Eivind Aarset – I.E. [2015]
Il chitarrista norvegese Eivind Aarset ritorna in Jazzland con I.E. dopo la parentesi ECM di Dream Logic, sfornando l’album più bello dopo il capolavoro d’esordio datato 1998. Proprio come Electronique Noire é stato l’album che ha rivelato la sua abilità tremenda sullo strumento e nel governare manopole, effetti, delay e riverberi per produrre una miscela di ambient, jazz, urban, rock, così I.E. é uno di quegli album che porta una visione completamente nuova dell’incrocio tra post-rock e jazz.

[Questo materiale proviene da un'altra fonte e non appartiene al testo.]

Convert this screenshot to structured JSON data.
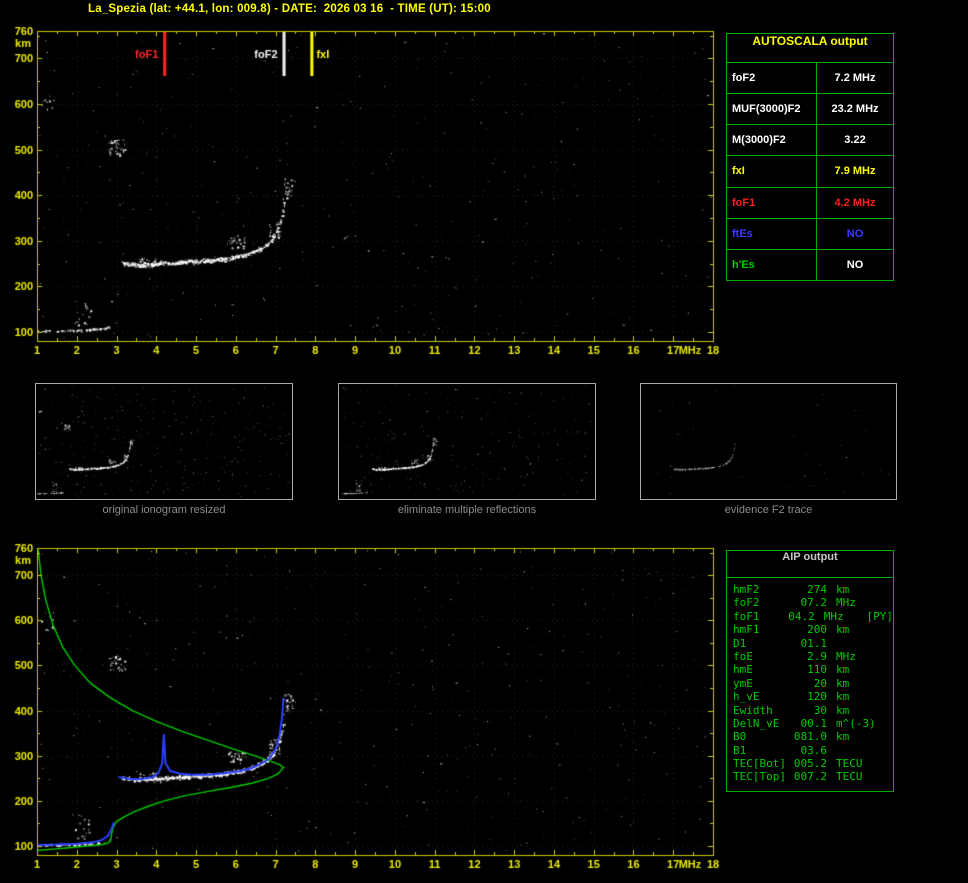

Rispetto all’ultimo Dream Logic dove il minimalismo veniva portato ad un estremo glaciale, ora i pezzi sono marcati da un’evoluzione al loro interno, attraversando diversi stati, a volte potenti, a volte sinistri, ed a volte -anche- minimalisti. Così Rask, che apre l’album, passa da un’intro gamelan, ad uno strumming croccante e veloce, quindi al primo tema -una fusion fredda ed intricata a la Jaga Jazzist- ed infine ad un solo potente, ricco di riverberi e corpo -vedi Dark Moisture.
Tracce spesso più lunghe del solito Aarset. Wanderlust, uno dei due pezzi sopra i 12 minuti, é divisa in tre parti. La prima parte, The City is Awake, si muove attorno ad un tema quasi cantabile sopra una ritmica piacevola, quasi drum’n’bass, puntellata dagli interventi orchestrali sparsi qua e là nell’album. Nel momento di massima crescita la seconda parte, Overgrown, entra con uno stacco netto: Audun Erlien al basso, con le due batterie di Wetle Holte ed Audun Erlien che martellano in maniera instancabile, stacca una ritmica incisiva e sinistra. Sopra Eivind costruisce una lunga sequenza noise in dialogo con i rumori di Jan Bang, che co-produce l’album. La chiusura nella parte finale di View from Above é eterea, costruita su un pedale di un accordo in clean che ricorda addirittura, grazie alla chiusura orchestrale, il Pat Metheny di Secret Story.
Più fluida é l’evoluzione dell’altra traccia oversize Through clogged streets, passed rotten buildings…. Stavolta uno svolgimento più lento, psichedelico e sinistro, amplificato dalla voce distorta di Lorenzo Esposito Fornasari. Un riff quasi da Red Hot Chilli Peppers introduce un tema inquietante costruito su intervalli ed accordi dissonanti con il distorto a martellare sulla ritmica in 4/4. Eivind snocciola un solo in wah wah granitico ed avvolgente. E l’arrivo della voce aumento lo straniamento quasi industrial del pezzo. Nella seconda parte Eivind crea l’inquietante tappeto su cui la voce di Esposito Fornasari, che sembra quasi richiamare gli episodi più sperimentali di David Sylvian, sputa parole a metà, tranciate ed rigirate.
Un album più post-rock che jazz, o almeno a metà: One and the Same parte come una rilassatissima ballad quasi doo-woop, Eivind che sembra quasi suonare una semi-acustica, ed un tappeto orchestrale e a sostenere. Se non fosse per Jan Bang ad instillare inquietanti suoni, magari non si capirebbe cos’é. Poi la distorsione aumenta mentre il pezzo cresce muovendosi attraverso più modulazioni. Fino a raggiungere l’apice con uno dei più struggenti soli di Eivind.
Il sound di Connected e Light Extracts, fatto soprattuto di pezzi suadenti, temi sempre scarni e tappeti quasi nascosti é presente in Sakte ed in Hidden/Feral. Proprio nel caso di quest’ultima traccia, laddove il vecchio Eivind avrebbe sviluppato il tema minimale dall’inizio alla fine, ora invece pianta su un riff tribale di Audun Erlien una ritmica crunchy su cui può giocare in mille rumori, urli e giochi di leva, quasi come ai tempi di Tlon di Nils Petter Molvaer.
Il tappeto ambient di Return to her Home chiude I.E., un album che lascia la sensazione che una nuova strada é stata aperta. Il jazz norvegese negli ultimi dieci anni é passato dalla rivoluzione elettronica ad una tendenziale stagnazione, no anzi, più corretto, standardizzazione di idee. E questo da ancora più risalto alle novità in questo lavoro.